A 20-second cooldown keeps a burst of apologetic replies from stacking dialogs.

Opens as a tab instead of a window? That's the macOS "Prefer tabs when opening documents" setting (System Settings → Desktop & Dock) — Terminal gives AppleScript no way to override it. Set it to "Manually" for a clean popup window. (Either way it still plays and closes itself afterward.)

macOS permission

Opening that popup uses Apple Events to control Terminal, which macOS gates behind the Automation permission. The first time the hook fires, macOS asks "…wants to control Terminal" — click OK.

Run it up front so the first real one isn't missed:

npx claude-atone --test

If you dismissed the prompt and the animation never appears, re-enable it in System Settings → Privacy & Security → Automation. (If permission is denied the hook just does nothing — it never blocks or errors Claude Code.)

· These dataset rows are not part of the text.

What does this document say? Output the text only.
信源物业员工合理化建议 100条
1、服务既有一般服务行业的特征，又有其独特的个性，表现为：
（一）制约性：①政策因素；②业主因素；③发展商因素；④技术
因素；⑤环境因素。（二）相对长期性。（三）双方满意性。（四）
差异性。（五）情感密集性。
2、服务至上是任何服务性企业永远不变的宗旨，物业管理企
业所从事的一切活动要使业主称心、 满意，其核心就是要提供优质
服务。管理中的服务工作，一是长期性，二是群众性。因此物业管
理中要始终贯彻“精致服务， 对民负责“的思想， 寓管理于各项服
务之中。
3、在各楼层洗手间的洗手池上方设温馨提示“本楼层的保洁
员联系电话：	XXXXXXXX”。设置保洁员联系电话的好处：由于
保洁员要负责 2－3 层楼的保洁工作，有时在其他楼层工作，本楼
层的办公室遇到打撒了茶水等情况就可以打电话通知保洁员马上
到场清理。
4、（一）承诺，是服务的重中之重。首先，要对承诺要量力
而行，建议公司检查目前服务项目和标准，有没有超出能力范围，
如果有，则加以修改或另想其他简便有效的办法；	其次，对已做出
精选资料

What it writes to settings.json

  {
    "theme": "...",
    "permissions": { ... },
+   "hooks": {
+     "Stop": [
+       {
+         "hooks": [
+           {
+             "type": "command",
+             "command": "node /Users/<you>/.claude/claude-atone/on-stop.mjs"
+           }
+         ]
+       }
+     ]
+   }
  }

If you already have other Stop hooks, they are preserved — claude-atone appends its own entry alongside them and removes only its own on uninstall.

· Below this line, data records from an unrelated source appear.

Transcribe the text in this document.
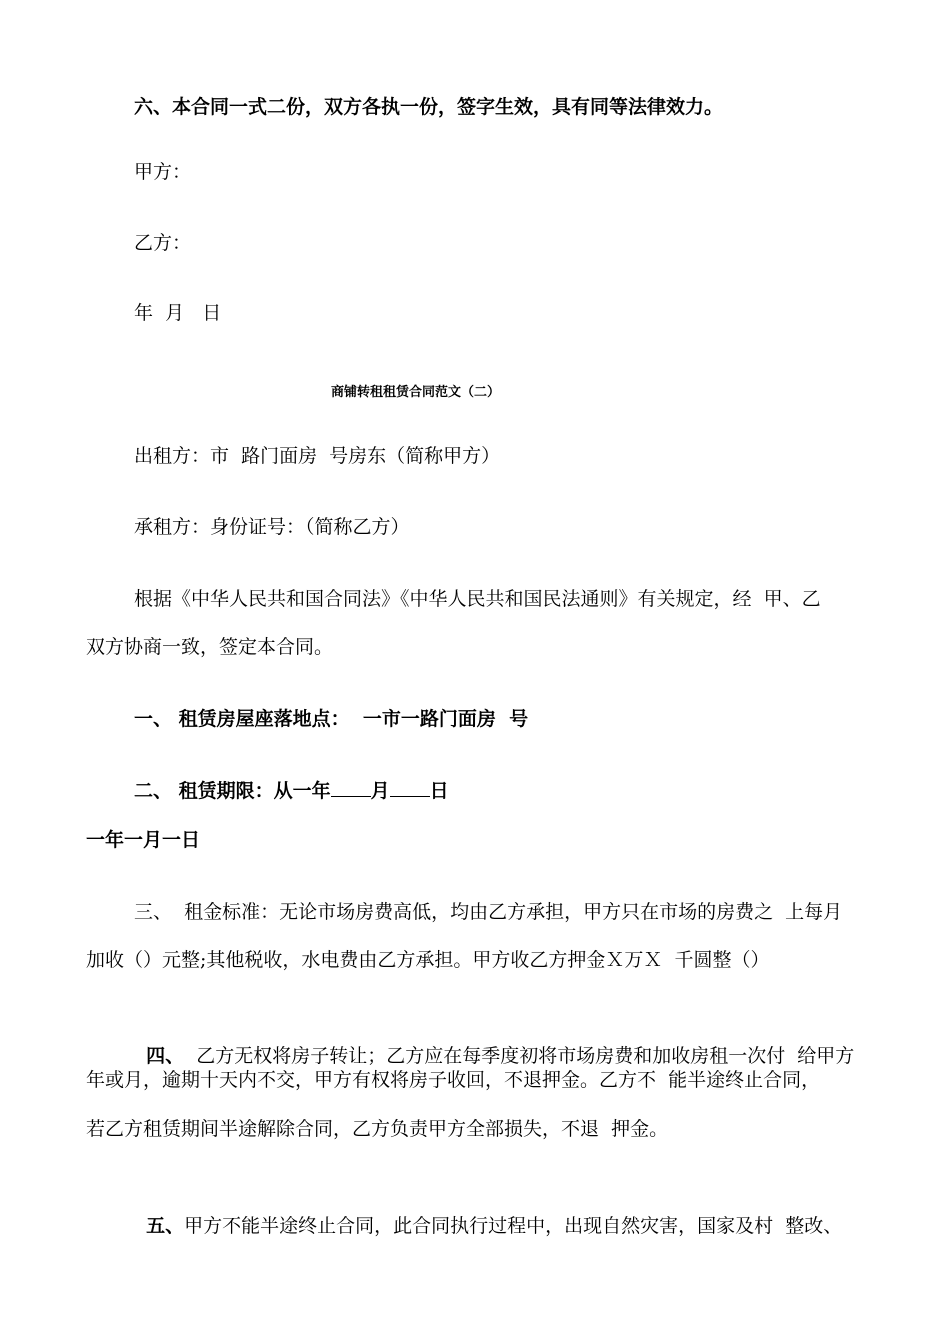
六、本合同一式二份，双方各执一份，签字生效，具有同等法律效力。
甲方：
乙方：
年  月   日
商铺转租租赁合同范文（二）
出租方：市  路门面房  号房东（简称甲方）
承租方：身份证号：（简称乙方）
根据《中华人民共和国合同法》《中华人民共和国民法通则》有关规定，经  甲、乙
双方协商一致，签定本合同。
一、 租赁房屋座落地点：  一市一路门面房  号
二、 租赁期限：从一年 月 日
一年一月一日
三、  租金标准：无论市场房费高低，均由乙方承担，甲方只在市场的房费之  上每月
加收（）元整;其他税收，水电费由乙方承担。甲方收乙方押金Ｘ万Ｘ  千圆整（）

四、  乙方无权将房子转让；乙方应在每季度初将市场房费和加收房租一次付  给甲方

年或月，逾期十天内不交，甲方有权将房子收回，不退押金。乙方不  能半途终止合同，
若乙方租赁期间半途解除合同，乙方负责甲方全部损失，不退  押金。

五、甲方不能半途终止合同，此合同执行过程中，出现自然灾害，国家及村  整改、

Try the animation directly

node ~/.claude/claude-atone/updown.mjs           # loops until Ctrl+C
node ~/.claude/claude-atone/updown.mjs --once     # ~5s, then exits

Tuning

| What | Where | | ---- | ----- | | Trigger phrases | TRIGGERS array in bin/on-stop.mjs | | Cooldown window | COOLDOWN_MS in bin/on-stop.mjs (default 20s) | | Figure size | W / H at the top of bin/updown.mjs | | Squat depth | the hipY formula in drawFigure | | Speed | setInterval(frame, 90) (frame period, ms) + the t * 0.5 ease factor | | Run length (--once) | ONCE_TICKS in bin/updown.mjs (frames at 90ms; 55 ≈ 5s) |

Debug toggles (env vars): CLAUDE_ATONE_DRYRUN=1 prints what would play instead of opening a window; CLAUDE_ATONE_DEBUG=1 logs to ~/.claude/claude-atone/run.log.

Security & privacy

  • All processing is local. Zero network calls. Zero telemetry. Zero runtime dependencies. Zero npm lifecycle scripts.
  • The hook reads Claude's last message (and, as a fallback, the tail of your transcript) only for case-insensitive substring matching — it is never transmitted anywhere, and never reaches an executed command.
  • osascript is invoked with argv (no shell), so there's no AppleScript/shell injection from LLM text.
  • The animation runs only after you click "Yes".
  • settings.json is snapshotted and written atomically.

Full threat model and load-bearing invariants: SECURITY.md.

Verifying the publish

npm audit signatures claude-atone

This package is published with npm provenance — attestations linking the tarball back to the GitHub build that produced it.

Requirements

  • macOS (Darwin) — uses osascript to open the popup window
  • Node.js ≥ 18
  • A 256-color terminal — every modern terminal qualifies, including the built-in Apple Terminal the popup opens in; 24-bit truecolor is used automatically where it's actually supported (iTerm2, VS Code)
  • Claude Code CLI installed

Roadmap

  • [ ] --enable / --disable toggle without full uninstall
  • [ ] Configurable trigger phrases via the env block
  • [ ] Linux/Windows window-spawning

Contributing

See CONTRIBUTING.md. Issues and PRs welcome at aashutosh-prakash/claude-atone.

Security

See SECURITY.md for disclosure policy and security properties. Report vulnerabilities privately to [email protected].

License

MIT — see LICENSE.


Unofficial, community-maintained. Not affiliated with Anthropic.